Registrant’s telephone number, including area code: (203) 629-3000
     
Not Applicable
(Former name or former address, if changed since last report)
     Check the appropriate box below if the Form 8-K filing is intended to simultaneously satisfy the filing obligation of the registrant under any of the following provisions (see General Instruction A.2. below):
o   Written communications pursuant to Rule 425 under the Securities Act (17 CFR 230.425)
o   Soliciting material pursuant to Rule 14a-12 under the Exchange Act (17 CFR 240.14a-12)
o   Pre-commencement communications pursuant to Rule 14d-2(b) under the Exchange Act (17 CFR 240.14d-2(b))
o   Pre-commencement communications pursuant to Rule 13e-4(c) under the Exchange Act (17 CFR 240.13e-4(c))
 
 

 


 

Item 1.01 Entry into a Material Definitive Agreement.
     On September 13, 2010, W. R. Berkley Corporation (the “Company”) agreed to sell $300 million aggregate principal amount of its 5.375% Senior Notes due 2020 (the “Securities”). The Securities were offered pursuant to the Prospectus Supplement dated September 13, 2010 to the Prospectus dated November 26, 2008, filed as part of the Registration Statement on Form S-3 (No. 333-155724) that became effective when filed with the Securities and Exchange Commission on November 26, 2008.
     Underwriting Agreement
     On September 13, 2010, the Company entered into an underwriting agreement with Banc of America Securities LLC, as representative of the underwriters named therein, with respect to the offer and sale of $300 million aggregate principal amount of the Securities.

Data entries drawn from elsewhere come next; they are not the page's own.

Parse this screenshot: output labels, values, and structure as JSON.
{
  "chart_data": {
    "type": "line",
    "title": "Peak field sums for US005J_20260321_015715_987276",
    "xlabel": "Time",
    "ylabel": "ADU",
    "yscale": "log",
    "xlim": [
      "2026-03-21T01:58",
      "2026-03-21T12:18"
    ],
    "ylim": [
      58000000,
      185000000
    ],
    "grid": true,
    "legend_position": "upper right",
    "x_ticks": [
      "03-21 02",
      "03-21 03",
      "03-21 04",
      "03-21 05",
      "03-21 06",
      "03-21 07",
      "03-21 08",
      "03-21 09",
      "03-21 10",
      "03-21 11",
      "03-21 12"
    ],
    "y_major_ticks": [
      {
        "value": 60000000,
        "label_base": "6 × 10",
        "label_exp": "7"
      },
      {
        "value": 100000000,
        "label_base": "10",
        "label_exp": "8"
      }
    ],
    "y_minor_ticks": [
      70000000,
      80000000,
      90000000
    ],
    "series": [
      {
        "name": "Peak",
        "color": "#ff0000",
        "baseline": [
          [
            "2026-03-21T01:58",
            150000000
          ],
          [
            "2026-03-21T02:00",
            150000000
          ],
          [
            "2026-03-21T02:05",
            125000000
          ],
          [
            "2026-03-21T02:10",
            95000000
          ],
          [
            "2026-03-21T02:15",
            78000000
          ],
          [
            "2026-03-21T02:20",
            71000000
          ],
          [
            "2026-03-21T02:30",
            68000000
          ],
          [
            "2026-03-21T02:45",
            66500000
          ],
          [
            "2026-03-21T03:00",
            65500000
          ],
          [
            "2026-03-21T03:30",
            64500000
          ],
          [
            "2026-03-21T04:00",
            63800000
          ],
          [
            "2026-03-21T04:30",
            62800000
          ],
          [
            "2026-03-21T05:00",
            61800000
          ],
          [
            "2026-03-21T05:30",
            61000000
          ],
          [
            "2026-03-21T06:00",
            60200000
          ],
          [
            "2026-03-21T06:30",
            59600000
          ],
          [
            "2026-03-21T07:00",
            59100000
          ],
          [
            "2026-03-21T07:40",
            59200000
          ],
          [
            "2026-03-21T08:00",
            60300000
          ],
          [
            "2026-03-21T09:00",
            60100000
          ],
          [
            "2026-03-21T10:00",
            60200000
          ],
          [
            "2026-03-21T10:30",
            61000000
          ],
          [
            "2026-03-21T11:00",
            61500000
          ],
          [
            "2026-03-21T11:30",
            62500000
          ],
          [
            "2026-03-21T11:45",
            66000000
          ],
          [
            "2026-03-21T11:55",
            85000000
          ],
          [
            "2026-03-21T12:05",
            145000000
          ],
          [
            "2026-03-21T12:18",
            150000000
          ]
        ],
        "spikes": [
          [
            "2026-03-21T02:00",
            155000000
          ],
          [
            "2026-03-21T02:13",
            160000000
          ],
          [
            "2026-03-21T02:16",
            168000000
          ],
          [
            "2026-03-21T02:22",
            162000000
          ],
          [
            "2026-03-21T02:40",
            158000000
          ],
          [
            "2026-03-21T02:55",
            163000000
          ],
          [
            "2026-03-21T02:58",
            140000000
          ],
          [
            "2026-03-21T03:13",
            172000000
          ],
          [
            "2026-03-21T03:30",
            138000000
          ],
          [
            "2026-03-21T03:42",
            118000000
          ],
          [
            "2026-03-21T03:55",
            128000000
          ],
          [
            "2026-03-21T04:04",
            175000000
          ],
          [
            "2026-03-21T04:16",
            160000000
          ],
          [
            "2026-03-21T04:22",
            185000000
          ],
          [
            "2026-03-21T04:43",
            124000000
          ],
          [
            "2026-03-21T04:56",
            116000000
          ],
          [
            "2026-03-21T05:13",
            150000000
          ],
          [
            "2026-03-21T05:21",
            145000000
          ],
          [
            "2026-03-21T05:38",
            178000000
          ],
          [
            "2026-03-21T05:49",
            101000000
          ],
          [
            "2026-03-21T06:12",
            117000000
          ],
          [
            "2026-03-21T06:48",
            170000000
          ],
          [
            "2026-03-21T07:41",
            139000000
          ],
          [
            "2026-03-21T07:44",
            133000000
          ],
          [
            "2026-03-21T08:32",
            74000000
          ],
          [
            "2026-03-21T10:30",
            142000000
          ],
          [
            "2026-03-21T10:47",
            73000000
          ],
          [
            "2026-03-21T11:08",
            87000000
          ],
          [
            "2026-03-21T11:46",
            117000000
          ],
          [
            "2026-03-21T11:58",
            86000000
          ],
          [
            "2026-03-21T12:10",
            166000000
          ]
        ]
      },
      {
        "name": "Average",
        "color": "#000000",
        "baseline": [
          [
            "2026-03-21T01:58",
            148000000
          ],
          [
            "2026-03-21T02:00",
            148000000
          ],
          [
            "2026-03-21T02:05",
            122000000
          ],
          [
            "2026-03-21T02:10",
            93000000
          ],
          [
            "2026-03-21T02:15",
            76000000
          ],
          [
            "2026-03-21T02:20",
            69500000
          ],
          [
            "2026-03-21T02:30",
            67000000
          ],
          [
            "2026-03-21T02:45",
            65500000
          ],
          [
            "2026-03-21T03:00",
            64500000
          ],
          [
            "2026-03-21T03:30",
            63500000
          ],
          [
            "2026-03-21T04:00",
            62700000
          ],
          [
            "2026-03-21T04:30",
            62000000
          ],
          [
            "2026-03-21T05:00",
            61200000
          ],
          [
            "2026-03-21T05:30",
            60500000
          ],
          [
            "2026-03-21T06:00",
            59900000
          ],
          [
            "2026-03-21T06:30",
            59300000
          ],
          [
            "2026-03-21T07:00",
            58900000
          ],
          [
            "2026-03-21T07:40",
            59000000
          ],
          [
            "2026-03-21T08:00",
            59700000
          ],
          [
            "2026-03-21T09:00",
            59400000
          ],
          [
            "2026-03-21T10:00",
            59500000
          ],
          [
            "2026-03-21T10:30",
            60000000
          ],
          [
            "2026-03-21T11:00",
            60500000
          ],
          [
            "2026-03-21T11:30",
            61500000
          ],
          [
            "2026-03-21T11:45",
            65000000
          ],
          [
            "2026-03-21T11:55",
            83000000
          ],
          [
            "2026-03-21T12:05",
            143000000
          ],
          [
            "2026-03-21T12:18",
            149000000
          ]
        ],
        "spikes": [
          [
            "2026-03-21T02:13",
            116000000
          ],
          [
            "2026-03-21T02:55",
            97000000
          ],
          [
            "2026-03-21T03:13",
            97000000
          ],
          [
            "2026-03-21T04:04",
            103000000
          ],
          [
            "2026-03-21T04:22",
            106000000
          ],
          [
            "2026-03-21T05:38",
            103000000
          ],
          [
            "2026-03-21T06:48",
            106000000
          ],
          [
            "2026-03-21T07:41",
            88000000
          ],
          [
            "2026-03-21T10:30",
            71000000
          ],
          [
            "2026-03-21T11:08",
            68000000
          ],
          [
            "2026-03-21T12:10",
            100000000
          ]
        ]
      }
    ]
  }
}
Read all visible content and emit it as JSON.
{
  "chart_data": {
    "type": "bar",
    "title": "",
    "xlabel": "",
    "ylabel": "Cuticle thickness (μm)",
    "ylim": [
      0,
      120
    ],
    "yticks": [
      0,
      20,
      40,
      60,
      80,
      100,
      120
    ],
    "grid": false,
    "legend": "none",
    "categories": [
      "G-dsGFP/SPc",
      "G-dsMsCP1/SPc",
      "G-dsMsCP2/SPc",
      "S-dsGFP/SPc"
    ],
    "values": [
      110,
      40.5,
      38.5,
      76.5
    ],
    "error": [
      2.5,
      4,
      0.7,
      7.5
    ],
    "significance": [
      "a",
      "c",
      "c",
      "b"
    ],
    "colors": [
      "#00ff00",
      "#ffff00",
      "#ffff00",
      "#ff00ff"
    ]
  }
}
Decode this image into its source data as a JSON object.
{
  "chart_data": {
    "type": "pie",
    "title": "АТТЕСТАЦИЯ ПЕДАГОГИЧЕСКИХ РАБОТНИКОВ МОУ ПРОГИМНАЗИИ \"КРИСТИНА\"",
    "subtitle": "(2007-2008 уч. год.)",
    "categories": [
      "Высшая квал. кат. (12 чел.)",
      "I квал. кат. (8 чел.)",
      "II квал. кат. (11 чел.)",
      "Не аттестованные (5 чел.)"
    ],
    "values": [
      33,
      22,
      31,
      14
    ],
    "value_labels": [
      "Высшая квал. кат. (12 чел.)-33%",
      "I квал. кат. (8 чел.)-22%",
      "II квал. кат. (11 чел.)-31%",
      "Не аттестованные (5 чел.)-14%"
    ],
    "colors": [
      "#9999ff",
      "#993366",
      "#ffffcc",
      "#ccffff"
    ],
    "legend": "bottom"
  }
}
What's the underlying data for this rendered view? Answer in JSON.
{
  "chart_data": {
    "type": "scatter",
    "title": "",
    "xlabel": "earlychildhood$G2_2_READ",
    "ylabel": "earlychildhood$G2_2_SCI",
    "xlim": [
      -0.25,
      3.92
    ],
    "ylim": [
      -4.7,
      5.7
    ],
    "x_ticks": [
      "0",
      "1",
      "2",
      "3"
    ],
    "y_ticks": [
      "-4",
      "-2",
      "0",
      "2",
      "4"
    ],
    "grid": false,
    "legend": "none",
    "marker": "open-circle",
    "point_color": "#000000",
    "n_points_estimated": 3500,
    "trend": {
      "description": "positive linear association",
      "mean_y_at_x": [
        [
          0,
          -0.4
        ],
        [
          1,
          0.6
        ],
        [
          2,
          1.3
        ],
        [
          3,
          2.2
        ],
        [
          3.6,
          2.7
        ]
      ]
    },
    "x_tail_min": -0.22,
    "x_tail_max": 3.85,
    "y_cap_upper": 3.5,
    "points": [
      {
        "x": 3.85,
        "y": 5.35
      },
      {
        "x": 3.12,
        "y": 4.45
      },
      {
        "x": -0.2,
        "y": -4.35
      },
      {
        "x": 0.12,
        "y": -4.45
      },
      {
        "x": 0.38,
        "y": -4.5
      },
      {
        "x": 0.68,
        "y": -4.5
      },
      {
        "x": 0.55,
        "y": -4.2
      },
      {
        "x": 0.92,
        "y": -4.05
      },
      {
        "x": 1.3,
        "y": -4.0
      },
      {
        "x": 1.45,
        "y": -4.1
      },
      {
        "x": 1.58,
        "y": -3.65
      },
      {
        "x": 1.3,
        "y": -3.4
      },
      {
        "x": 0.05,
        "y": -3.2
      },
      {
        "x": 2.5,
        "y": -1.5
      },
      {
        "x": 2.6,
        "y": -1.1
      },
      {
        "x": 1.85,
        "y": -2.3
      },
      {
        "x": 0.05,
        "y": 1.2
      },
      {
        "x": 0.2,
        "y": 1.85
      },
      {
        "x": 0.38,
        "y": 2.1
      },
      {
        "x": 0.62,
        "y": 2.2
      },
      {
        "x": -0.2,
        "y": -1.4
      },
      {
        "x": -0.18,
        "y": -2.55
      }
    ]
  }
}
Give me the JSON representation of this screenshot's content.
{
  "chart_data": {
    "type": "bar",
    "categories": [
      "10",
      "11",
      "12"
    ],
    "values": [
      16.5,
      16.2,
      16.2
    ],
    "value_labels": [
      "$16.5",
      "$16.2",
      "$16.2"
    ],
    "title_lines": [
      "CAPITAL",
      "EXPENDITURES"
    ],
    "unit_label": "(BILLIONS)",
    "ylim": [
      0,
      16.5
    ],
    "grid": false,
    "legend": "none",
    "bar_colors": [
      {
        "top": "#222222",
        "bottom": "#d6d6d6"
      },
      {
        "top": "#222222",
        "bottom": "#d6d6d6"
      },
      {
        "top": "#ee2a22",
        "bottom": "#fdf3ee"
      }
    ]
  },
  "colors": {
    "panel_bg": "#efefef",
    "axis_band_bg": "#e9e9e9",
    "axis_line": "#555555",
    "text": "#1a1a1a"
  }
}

A copy of the Underwriting Agreement is attached as Exhibit 1.1 hereto.
     Seventh Supplemental Indenture
     Attached as Exhibits 4.1 and 4.2 hereto are the Indenture, relating to Senior Debt Securities, dated as of February 14, 2003, between the Company and The Bank of New York Mellon (formerly The Bank of New York), as trustee (the “Trustee”) (the “Indenture”), and the Seventh Supplemental Indenture, relating to the Securities, entered into between the Company and the Trustee on September 16, 2010 (the “Seventh Supplemental Indenture”).
Item 9.01 Financial Statements and Exhibits.
     The exhibits to this report are incorporated by reference into Registration Statement (No. 333-155724) filed by the Company.
     (d) Exhibits
  1.1   Underwriting Agreement, dated as of September 13, 2010, between the Company and Banc of America Securities LLC, as representative of the underwriters named therein.
 
  4.1   Indenture, dated as of February 14, 2003, between the Company and the Trustee.*
 
  4.2   Seventh Supplemental Indenture, dated as of September 16, 2010, between the Company and the Trustee, including the form of the Securities attached as Exhibit A thereto.
 
  5.1   Opinion of Willkie Farr & Gallagher LLP regarding the legality of the Securities.
 
  12.1   Computation of Ratio of Earnings to Fixed Charges.
 
  23.1   Consent of Willkie Farr & Gallagher LLP (included in Exhibit 5.1 hereto).
 
*   Incorporated by reference to Exhibit 4.1 to the Company’s Annual Report on Form 10-K (File No. 001-15202), filed March 31, 2003.

 


 

SIGNATURES
     Pursuant to the requirements of the Securities Exchange Act of 1934, the registrant has duly caused this report to be signed on its behalf by the undersigned hereunto duly authorized.
         
  W. R. BERKLEY CORPORATION
 
 
  By:   /s/ Eugene G. Ballard    
    Name:   Eugene G. Ballard   
    Title:   Senior Vice President -
Chief Financial Officer 
 
 
Date: September 16, 2010

 


 

EXHIBIT INDEX
Exhibit:
1.1   Underwriting Agreement, dated as of September 13, 2010, between the Company and Banc of America Securities LLC, as representative of the underwriters named therein.
 
4.1   Indenture, dated as of February 14, 2003, between the Company and the Trustee.*
 
4.2   Seventh Supplemental Indenture, dated as of September 16, 2010, between the Company and the Trustee, including the form of the Securities attached as Exhibit A thereto.
 
5.1   Opinion of Willkie Farr & Gallagher LLP regarding the legality of the Securities.
 
12.1   Computation of Ratio of Earnings to Fixed Charges.
 
23.1   Consent of Willkie Farr & Gallagher LLP (included in Exhibit 5.1 hereto).
 
*   Incorporated by reference to Exhibit 4.1 to the Company’s Annual Report on Form 10-K (File No. 001-15202), filed March 31, 2003.